On 25 November 2015, the PRA published a notice in relation to the "modification by consent" of the contractual recognition of bail-in requirements. To the extent that it would be impracticable for firms to comply in respect of liabilities other than certain debt instruments, the PRA will modify their rules on a firm-by-firm basis to allow implementation to be delayed until 30 June 2016 (or earlier, if the relevant rules are amended or revoked – the PRA will be consulting on changes to their rules in the early part of this year in order to bring them in line with the RTS). The Financial Conduct Authority has also published a notice in relation to the modification by consent of its rules so as to replicate the approach adopted by the PRA.

The regulators made clear that firms should consider implementation on a contract-by-contract basis. Rather than declaring implementation across the board to be impracticable, firms could only make that determination in relation to contracts where negotiation was simply not possible, for example in relation to contracts concluded with non-EU clearing houses.

Lobbying efforts

The scope of liabilities to which the Article 55 requirements attach can only be narrowed to the extent the Level 1 text of the BRRD is amended. This could be achieved as part of the MREL Review which is scheduled to be completed in October 2016 or as part of the general BRRD review that is required to be finalised by 1 June 2018. As a result, lobbying efforts should continue apace in relation to the European Commission, European Central Bank and other national resolution and competent authorities.


1 For more detail on the requirements of Article 55 of the BRRD and the related RTS, please see: s/brrd-resolution-recognition-for-non-eealiabilities- of-eea-financial-institutions; and s/brrd-final-rts-on-resolution-recognitionfor- non-eea-liabilities-of-eea-financialinstitutions.

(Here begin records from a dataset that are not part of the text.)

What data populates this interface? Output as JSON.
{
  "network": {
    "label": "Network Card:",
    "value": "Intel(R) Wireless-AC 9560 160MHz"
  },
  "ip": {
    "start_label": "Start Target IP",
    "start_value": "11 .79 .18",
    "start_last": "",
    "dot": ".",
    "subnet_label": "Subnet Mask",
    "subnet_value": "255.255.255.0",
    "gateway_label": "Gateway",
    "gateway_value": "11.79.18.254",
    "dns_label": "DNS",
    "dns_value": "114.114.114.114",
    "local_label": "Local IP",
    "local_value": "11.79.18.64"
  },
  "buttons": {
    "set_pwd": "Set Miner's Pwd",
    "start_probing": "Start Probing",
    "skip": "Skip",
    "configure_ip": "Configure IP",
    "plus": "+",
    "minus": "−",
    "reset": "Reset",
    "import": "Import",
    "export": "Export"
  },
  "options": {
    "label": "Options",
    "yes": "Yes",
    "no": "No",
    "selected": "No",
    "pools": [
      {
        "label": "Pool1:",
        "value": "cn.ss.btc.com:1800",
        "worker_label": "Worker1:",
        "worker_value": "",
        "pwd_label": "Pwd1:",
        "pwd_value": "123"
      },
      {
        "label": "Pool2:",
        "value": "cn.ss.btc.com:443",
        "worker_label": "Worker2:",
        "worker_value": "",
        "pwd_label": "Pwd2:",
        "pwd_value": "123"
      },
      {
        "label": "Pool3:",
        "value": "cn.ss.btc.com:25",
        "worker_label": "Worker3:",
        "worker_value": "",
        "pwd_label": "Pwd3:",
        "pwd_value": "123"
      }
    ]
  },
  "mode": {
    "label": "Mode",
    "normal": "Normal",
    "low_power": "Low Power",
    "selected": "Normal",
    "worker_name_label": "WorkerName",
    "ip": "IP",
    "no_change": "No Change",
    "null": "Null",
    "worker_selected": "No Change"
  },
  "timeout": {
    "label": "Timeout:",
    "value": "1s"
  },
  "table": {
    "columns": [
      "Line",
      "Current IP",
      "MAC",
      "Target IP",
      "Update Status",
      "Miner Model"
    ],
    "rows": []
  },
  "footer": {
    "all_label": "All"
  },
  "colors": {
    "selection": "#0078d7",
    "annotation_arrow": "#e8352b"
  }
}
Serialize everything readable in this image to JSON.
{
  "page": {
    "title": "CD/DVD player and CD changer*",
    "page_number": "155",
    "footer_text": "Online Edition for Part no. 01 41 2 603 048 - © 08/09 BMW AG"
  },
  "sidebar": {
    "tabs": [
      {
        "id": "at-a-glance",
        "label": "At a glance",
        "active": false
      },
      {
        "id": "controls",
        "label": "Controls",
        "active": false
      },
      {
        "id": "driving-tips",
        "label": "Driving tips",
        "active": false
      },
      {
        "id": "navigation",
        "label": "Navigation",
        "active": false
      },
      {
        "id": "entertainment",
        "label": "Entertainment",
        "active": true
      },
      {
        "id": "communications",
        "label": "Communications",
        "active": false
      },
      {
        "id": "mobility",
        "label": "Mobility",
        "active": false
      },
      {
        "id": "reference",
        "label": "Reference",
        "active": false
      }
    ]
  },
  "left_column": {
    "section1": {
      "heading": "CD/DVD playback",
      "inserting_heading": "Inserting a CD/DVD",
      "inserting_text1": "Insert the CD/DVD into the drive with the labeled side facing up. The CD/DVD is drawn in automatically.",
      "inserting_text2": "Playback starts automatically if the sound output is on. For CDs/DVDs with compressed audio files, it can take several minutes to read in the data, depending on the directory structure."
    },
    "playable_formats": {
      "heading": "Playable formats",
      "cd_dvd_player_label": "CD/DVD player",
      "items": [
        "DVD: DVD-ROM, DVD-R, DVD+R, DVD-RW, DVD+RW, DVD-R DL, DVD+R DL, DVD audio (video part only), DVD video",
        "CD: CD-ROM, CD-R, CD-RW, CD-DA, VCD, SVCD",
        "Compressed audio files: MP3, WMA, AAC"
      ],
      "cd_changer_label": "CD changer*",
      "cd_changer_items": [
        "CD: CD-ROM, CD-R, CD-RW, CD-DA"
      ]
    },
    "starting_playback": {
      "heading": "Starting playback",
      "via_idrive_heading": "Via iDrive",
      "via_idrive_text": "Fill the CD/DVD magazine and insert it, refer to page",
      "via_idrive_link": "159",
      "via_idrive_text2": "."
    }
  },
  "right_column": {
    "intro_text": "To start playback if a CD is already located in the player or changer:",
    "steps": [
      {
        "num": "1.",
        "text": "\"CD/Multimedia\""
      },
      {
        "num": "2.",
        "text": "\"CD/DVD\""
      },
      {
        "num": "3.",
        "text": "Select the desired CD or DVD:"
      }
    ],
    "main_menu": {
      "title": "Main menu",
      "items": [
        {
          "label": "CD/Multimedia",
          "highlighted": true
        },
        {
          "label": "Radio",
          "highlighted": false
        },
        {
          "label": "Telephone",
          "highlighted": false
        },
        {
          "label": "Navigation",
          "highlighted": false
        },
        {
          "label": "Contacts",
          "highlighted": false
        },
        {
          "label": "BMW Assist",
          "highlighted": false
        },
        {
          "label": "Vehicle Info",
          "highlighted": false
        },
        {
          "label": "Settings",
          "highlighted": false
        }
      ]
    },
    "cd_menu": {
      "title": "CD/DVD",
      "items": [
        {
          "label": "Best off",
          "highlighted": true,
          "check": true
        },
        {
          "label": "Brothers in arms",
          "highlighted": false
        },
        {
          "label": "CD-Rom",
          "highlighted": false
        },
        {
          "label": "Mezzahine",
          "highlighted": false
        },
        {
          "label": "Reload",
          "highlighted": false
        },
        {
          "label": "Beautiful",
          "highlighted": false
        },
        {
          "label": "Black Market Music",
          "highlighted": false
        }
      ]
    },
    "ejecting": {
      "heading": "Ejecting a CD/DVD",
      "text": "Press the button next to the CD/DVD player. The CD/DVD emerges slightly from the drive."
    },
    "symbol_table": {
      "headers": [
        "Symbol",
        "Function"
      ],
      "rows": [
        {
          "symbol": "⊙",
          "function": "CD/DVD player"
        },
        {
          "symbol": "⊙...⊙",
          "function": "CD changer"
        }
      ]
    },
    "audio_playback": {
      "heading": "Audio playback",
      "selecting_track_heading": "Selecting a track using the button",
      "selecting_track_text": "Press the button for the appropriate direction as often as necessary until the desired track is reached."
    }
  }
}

2 Note that the BRRD will be incorporated into the EEA financial services agreement so that it applies to Norway, Iceland and Liechtenstein but this is not anticipated to be completed until 2016 (although the timing may change – from that date, references to "EU" can be construed as references to "EEA"). Until the EEA financial services agreement is updated, the BRRD only applies in the EU and references cannot be read as EEA. Despite this requirement, the UK government has implemented the BRRD on the basis that it applies within the EEA and the PRA have taken this into account in drafting their rules and not applied a transitional provision to apply their rules only in the context of the EU in the period before the EEA financial services agreement is updated.